Freedom resident Frank Almeida was sitting in his house on Pleasant Drive playing games on his laptop computer when the screen began to flicker and his house began to rock for about 20 seconds at around 1:55 p.m. Almeida, 61, who used to live in California, recognized the sensation, which felt like being in a boat.
"It dawned on me that this was an earthquake, so I got out of the house and called 911," said Almeida.
Meanwhile, Liesel Crane had her Kennett Middle School Math Department meeting interrupted when people were shaken in their chairs. At first, Crane said she felt shy about mentioning it because she thought maybe she was the only one to notice the earthquake.
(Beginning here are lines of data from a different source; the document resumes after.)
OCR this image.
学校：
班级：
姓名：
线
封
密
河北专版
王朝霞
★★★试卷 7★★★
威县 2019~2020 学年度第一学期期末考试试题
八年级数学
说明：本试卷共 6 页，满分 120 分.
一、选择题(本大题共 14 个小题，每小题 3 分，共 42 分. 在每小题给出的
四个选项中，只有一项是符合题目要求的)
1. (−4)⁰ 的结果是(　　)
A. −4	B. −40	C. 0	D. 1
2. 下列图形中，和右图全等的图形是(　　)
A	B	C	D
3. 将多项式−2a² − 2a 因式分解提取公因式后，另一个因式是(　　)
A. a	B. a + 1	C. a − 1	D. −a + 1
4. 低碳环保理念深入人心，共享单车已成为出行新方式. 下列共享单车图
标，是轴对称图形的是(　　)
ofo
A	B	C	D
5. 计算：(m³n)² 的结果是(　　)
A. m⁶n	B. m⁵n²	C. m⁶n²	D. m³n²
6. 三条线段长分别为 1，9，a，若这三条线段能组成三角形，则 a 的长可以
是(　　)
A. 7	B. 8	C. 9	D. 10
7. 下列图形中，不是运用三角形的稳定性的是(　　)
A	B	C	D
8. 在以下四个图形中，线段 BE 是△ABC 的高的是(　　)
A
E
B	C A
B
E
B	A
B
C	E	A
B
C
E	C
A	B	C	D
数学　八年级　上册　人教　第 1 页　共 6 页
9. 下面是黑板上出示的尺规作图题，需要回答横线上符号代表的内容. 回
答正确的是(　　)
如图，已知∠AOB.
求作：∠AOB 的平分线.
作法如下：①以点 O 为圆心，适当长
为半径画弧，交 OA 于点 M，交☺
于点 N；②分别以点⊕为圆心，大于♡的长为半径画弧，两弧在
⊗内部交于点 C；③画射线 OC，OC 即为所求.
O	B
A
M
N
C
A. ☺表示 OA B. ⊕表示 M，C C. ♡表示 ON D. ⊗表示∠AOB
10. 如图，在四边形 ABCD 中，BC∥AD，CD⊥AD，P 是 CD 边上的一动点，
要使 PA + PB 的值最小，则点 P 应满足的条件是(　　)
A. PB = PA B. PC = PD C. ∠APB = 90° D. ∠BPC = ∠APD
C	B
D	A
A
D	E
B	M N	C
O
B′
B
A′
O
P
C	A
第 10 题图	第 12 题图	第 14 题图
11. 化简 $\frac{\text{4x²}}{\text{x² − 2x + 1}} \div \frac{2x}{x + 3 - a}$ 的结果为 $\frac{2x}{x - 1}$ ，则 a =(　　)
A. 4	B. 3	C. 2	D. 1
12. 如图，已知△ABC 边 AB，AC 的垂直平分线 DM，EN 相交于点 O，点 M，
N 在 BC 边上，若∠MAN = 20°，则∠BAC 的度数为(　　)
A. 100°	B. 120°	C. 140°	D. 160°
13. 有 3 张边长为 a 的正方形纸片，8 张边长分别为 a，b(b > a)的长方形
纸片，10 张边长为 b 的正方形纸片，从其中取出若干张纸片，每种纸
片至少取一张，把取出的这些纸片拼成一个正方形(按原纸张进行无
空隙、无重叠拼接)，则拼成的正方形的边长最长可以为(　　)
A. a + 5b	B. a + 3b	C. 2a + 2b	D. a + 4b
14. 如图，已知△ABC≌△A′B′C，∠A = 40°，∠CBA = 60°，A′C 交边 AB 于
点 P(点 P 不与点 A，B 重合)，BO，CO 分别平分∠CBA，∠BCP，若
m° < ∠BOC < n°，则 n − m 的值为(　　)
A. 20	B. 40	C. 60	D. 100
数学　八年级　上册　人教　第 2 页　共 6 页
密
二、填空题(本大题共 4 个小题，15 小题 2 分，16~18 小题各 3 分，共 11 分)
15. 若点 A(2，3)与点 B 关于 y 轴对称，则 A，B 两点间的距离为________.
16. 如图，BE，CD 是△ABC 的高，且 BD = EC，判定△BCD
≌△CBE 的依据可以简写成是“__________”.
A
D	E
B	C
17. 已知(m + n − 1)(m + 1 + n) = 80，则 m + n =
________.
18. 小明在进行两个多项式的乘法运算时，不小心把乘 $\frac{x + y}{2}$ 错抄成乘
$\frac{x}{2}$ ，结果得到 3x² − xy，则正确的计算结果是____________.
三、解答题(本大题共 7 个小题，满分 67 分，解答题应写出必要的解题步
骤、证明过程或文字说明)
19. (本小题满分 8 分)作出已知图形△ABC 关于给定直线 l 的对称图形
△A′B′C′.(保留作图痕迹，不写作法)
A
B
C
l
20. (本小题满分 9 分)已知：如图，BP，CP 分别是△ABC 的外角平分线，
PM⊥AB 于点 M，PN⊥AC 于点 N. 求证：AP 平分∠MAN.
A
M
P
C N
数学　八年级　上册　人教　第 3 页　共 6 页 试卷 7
It felt as if someone was rocking her chair from behind, she said.
"At first I thought it was a ghost," Crane joked.
Another teacher at the same meeting thought she was experiencing vertigo. Later, they learned that teachers at a science department meeting also felt the quake.
County dispatchers told Almeida they had no information about the earthquake and local police told him the same thing. Even his own wife, who was in Boston at the time, didn't believe him. However, Almeida said his neighbor also felt it. The neighbor was also at home using a computer.
"When I saw it on the news, I felt vindicated," said Almeida, a retired Boston firefighter who has lived in his home in Freedom since 1987.
Back in the early 1980s, Almeida said he experienced a few earthquakes while living in the foothills of California — something he never quite got comfortable with.
"It's a strange sensation," said Almeida.
But his then neighbors were apparently used to it.
"Everything was shaking and they'd say 'yup, it's another earthquake,'" said Almeida.
Interestingly, the birds used to stop chirping and the atmosphere would get quiet when an earthquake was about to strike in California, he said.
According to the U.S. Geological Survey, 5.0 magnitude earthquakes are rare east of the Rocky Mountains. Earthquakes of about this size can cause light to moderate damage for tens of miles, but can be felt hundreds of miles away.
The two largest recorded earthquakes in the Western Quebec Seismic Zone were a 6.1 magnitude quake in 1935 and a 6.2 magnitude quake in 1732.
"Earthquakes cause damage in the zone about once a decade," according to the USGS Web site. "Smaller earthquakes are felt three or four times a year."
The Union Leader reported that people as far away as Keene also felt the earthquake.
Information about last week's earthquake can be found at earthquake.usgs.gov/earthquakes/recenteqsus/Quakes/us2010xwa7.php#summary.